Action is the enemy of thought. Doing something is the antithesis of rumination. My biggest fear is losing my mind, which is why I find it funny that the key to regaining my sanity might just be, well, losing my mind. When I ditch my mind in favor of actually doing something, whatever it may be, I find that my brain “resets,” in a way. Whether it’s a going for a night drive, giving a campus tour, or getting coffee with a friend, putting myself in motion automatically gets my brain back in gear because I’m forced to give my attention to something else other than my own runaway thoughts for the time being.

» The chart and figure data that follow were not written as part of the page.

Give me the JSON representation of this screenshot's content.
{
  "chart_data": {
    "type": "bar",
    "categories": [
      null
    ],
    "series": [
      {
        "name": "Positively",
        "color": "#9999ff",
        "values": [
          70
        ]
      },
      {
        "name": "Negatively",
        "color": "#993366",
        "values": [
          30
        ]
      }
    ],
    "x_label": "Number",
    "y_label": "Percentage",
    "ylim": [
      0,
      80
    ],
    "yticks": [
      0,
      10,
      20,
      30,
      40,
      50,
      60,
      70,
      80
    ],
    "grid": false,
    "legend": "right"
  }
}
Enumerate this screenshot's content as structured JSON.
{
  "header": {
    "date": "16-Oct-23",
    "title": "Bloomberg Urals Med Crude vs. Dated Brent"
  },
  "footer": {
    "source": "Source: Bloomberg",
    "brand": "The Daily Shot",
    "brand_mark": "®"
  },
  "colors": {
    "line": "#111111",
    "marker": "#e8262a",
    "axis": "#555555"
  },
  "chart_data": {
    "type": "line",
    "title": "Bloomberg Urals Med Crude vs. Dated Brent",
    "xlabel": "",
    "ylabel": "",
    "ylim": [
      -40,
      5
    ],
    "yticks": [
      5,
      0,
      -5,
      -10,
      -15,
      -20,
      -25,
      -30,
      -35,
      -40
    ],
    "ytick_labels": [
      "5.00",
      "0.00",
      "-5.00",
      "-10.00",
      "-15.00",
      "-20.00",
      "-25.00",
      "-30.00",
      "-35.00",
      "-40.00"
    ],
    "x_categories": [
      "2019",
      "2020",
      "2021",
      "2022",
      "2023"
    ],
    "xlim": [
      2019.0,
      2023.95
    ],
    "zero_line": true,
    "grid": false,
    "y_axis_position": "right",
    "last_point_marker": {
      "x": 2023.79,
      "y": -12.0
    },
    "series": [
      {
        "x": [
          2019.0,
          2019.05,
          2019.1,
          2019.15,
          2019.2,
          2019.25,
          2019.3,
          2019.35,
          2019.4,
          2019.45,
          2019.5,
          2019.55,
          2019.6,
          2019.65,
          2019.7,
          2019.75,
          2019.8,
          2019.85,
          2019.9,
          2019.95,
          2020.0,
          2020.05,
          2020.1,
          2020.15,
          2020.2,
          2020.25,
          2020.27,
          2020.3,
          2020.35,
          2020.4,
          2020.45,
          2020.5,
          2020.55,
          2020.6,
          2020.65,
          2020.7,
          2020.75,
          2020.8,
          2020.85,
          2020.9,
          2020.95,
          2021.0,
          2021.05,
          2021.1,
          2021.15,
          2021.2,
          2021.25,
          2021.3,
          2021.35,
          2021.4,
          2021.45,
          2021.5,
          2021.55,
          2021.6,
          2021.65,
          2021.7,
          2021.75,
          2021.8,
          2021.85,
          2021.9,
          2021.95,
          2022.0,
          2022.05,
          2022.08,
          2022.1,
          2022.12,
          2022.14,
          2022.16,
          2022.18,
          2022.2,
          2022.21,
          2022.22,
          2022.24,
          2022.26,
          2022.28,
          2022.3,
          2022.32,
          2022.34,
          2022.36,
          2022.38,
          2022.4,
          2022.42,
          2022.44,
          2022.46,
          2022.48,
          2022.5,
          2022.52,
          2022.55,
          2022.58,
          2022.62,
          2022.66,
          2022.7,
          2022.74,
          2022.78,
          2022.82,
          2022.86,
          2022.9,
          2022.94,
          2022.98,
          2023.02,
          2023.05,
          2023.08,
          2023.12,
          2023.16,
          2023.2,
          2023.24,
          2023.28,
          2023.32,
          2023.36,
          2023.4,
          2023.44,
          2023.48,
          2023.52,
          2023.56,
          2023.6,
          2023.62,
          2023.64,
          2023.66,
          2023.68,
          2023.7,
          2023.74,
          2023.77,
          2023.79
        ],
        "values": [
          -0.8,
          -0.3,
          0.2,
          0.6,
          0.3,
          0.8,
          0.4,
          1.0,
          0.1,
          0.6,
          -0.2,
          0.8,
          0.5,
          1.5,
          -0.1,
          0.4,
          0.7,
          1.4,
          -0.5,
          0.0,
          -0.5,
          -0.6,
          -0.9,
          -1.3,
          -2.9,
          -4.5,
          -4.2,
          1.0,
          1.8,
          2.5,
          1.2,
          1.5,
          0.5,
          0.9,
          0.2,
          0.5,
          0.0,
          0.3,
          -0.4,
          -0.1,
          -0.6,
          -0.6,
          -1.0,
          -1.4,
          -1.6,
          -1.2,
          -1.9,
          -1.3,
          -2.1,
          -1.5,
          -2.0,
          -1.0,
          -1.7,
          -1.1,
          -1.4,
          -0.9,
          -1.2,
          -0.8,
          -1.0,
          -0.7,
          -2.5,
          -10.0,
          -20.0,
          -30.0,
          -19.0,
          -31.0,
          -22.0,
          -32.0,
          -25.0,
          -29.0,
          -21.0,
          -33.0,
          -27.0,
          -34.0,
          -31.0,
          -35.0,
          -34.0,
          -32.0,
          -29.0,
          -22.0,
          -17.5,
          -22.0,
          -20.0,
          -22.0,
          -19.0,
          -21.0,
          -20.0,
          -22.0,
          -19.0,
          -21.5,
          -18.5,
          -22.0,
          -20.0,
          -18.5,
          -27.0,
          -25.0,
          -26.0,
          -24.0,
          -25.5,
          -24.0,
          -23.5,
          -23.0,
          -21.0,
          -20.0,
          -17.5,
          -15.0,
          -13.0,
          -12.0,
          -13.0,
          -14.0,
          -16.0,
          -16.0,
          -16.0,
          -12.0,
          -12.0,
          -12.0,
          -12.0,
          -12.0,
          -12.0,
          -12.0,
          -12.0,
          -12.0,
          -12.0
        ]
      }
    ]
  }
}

The trouble is, sometimes I feel like my anxiety is Clayton Kershaw on the mound, throwing a mix of heaters and curveballs that I just can’t figure out. Try as I might, when I’m feeling anxious it’s extremely difficult to do anything, even the smallest thing. My brain does its very best to keep me sedentary, and with each thought I am convinced that nothing I do will make any difference. I take pitch after pitch until I’m sent back to the dugout, called back on strikes, more confused and frustrated than I was when I went up to bat.
Eventually, miraculously, I stop overthinking. Maybe it’s because I’m exhausted, maybe it’s because I finally get smart; regardless, there always comes a point where I take the bat off my shoulders. And good things start to happen. Maybe I hit a bloop single, maybe I get lucky and a fielder makes an error, it doesn’t really matter — the important thing is that I put myself in a chance to get a rally going. More often than not, the action is contagious.
The old adage is to think before you speak/act, but I don’t think the first person who said that had anxious people in mind. Instead, I’m going to try to live by a model of “act so that you can think,” because I haven’t really found anything else that works. Like in baseball, every rally has to come to an end, but I’m going to enjoy each one while it lasts, one bloop single at a time.